Back to Night Shift. The feature is easy to enable and adjust. You just swipe up from the bottom of your iOS device screen, and you'll see a partially-shaded sun icon. When you tap it Night Shift gives your screen an amber cast.
You can adjust Night Shift settings by going into Settings > Display & Brightness, where you get three controls that let you automatically schedule Night Shift to kick in; manually enable it "until tomorrow;" and adjust the color temperature from "Less Warm" to "More Warm" using a slider. As you drag the slider, you get a quick preview of how the screen will look. More Warm makes the screen deeply amber; Less Warm is more off-white.
In addition to Night Shift, you can also use some apps' screen contrast adjustments. For example, Pocket for iOS offers a "Dark Theme" that turns black text into white text against a dark background.

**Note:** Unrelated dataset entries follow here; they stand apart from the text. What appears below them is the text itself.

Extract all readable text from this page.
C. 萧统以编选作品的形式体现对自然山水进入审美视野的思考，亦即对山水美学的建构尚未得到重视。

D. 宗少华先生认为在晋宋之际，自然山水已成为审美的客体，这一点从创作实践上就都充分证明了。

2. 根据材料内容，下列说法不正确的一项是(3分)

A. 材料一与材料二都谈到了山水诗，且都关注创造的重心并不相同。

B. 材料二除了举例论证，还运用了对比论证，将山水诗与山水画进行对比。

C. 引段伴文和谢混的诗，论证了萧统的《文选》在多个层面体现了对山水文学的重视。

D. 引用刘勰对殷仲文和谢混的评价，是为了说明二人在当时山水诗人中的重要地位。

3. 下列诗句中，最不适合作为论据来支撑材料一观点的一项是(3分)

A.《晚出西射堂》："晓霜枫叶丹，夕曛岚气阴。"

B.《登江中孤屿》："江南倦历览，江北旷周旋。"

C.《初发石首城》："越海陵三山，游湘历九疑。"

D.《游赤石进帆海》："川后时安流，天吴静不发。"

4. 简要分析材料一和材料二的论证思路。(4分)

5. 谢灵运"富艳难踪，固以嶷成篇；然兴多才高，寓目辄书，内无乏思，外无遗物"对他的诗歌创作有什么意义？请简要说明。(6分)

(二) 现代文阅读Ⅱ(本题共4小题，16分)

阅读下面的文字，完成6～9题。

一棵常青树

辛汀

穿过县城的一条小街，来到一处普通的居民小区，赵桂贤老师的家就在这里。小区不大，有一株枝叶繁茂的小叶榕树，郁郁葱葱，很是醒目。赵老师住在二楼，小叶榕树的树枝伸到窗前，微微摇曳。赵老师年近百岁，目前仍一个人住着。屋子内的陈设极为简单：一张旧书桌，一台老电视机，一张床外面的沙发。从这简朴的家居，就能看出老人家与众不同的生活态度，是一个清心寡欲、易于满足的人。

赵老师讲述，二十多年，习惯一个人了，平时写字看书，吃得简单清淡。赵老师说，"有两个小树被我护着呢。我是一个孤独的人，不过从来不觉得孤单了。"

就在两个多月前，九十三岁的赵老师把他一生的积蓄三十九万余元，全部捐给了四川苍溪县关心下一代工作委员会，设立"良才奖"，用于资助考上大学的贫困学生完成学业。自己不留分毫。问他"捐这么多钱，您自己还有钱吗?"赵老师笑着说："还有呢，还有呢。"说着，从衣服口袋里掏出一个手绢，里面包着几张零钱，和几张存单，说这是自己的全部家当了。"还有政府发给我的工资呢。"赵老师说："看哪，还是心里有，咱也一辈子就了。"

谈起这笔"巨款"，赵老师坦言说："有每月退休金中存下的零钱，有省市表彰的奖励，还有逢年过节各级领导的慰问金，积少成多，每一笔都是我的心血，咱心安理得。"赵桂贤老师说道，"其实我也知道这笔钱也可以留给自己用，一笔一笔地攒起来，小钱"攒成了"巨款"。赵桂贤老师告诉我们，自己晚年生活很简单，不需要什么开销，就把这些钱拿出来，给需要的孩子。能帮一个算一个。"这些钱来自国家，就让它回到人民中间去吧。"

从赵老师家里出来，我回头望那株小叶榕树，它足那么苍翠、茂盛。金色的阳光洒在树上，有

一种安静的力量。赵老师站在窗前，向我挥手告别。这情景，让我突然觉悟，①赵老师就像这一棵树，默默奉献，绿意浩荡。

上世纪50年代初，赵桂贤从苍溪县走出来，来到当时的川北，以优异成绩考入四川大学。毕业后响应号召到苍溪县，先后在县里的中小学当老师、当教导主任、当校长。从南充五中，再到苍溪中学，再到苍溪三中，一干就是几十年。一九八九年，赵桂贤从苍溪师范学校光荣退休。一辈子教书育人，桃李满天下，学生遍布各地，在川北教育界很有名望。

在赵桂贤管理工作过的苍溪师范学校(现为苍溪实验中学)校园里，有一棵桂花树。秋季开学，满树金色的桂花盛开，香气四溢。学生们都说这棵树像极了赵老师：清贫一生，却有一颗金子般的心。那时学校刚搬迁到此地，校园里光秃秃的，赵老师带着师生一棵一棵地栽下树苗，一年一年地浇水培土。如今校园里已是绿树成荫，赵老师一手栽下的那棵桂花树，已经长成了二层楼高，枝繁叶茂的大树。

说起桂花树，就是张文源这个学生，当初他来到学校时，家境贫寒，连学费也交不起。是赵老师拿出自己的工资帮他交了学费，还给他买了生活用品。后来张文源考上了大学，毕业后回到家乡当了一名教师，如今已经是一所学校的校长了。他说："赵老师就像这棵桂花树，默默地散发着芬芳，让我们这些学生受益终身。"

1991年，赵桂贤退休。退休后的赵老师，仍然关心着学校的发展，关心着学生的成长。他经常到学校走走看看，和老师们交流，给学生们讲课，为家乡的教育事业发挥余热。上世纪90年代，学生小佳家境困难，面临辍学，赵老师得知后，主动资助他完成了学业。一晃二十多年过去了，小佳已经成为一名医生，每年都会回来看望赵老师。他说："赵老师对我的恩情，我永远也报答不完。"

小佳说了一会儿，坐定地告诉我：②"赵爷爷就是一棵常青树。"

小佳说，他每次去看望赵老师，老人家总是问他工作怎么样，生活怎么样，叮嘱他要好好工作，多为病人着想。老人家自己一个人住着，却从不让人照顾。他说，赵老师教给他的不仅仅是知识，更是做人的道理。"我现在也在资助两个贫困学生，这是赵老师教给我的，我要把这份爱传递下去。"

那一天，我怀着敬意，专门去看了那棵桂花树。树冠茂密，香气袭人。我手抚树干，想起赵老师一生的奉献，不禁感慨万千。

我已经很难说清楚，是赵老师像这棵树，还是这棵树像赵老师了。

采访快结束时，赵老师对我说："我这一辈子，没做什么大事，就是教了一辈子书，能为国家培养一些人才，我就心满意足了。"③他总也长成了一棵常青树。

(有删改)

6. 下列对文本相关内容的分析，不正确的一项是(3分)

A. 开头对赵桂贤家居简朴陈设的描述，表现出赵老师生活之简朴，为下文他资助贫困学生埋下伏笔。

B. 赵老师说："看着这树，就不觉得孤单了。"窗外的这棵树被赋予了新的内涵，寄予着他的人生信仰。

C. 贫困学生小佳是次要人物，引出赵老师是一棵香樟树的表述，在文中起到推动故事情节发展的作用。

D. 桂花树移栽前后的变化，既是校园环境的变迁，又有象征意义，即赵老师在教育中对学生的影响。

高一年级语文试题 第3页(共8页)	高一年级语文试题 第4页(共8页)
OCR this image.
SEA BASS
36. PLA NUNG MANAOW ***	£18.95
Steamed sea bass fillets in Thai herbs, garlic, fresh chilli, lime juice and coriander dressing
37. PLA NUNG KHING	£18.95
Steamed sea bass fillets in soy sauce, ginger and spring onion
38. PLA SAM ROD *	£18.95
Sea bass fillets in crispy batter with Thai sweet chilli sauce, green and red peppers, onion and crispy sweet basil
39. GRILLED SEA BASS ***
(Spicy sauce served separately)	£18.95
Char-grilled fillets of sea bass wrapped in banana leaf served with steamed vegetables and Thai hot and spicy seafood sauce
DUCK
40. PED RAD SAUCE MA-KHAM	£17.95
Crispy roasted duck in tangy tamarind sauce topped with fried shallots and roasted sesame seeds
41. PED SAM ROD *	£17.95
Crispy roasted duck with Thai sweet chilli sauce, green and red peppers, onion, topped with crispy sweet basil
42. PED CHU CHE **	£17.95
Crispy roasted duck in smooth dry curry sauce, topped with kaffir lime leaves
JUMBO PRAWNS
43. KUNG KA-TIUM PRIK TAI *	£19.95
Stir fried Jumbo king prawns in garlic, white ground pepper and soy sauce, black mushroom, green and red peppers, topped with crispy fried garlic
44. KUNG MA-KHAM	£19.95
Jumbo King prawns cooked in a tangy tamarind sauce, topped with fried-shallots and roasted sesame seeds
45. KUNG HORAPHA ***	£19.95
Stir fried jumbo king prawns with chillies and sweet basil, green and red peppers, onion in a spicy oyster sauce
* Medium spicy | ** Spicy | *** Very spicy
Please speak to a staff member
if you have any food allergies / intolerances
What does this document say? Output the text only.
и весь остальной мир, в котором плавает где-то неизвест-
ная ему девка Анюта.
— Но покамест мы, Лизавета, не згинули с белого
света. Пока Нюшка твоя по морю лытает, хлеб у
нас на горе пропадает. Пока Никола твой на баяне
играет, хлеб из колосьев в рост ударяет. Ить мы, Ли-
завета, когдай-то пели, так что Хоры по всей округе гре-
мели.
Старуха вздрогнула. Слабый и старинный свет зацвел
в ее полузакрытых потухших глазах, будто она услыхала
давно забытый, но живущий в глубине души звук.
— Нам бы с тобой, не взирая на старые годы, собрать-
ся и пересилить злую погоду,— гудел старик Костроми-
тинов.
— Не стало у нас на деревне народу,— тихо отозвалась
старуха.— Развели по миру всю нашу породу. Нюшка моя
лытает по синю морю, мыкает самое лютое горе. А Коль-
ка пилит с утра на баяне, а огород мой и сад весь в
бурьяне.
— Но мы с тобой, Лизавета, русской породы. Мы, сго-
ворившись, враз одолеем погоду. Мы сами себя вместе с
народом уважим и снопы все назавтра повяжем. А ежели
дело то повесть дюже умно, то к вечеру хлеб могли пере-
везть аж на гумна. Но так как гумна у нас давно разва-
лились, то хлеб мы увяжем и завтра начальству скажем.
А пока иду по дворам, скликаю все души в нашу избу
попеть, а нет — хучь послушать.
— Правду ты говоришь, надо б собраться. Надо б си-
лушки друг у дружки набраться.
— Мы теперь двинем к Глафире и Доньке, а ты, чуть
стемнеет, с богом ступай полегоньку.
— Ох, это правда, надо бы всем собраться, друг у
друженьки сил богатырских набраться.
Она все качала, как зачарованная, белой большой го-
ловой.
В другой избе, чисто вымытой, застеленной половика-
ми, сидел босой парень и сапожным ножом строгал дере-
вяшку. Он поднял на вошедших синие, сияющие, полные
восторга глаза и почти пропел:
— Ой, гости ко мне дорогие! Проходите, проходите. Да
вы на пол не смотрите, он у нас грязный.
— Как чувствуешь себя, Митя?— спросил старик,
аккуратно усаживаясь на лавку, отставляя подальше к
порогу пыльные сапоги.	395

What's not to love about iOS 9.3's Night Shift?
Night Shift is 64-bit code, so it only works on iPhone 5s or later; iPad Pro, iPad Air or later; iPad mini 2 or later; and the 6th generation iPod touch. It also doesn't work when a device is in low power mode.
At least one Night Shift critic believes the feature is little more than a placebo. "Night Shift, which turns down the amount of blue light produced by the display, won't significantly affect the production of melatonin enough to influence the circadian rhythm and improve the user's nighttime sleep cycle," says Raymond Soneira, president of DisplayMate, a video diagnostics company.
Night Shift seems to work for me, but it could be in my mind. You should also be aware of two more caveats about all blue shade-blocking technologies. First, you need to be comfortable reading content through an amber or sepia filter, which takes some getting used to. Second, and most important, it's not just how you read late at night that can disrupt your sleep, but also what you read.
For example, late one night, I read a news article on my Kindle tablet (with the Blue Shade on) about the current presidential campaign. The article was not particularly upsetting. But all the inane, vitriolic comments on the story had my blood boiling. It took me two hours to fall asleep after reading them.
Your best bet is to turn Night Shift or other blue light technologies on, and then stick to reading stuff that isn't about politics, work, or anything else that might push your buttons.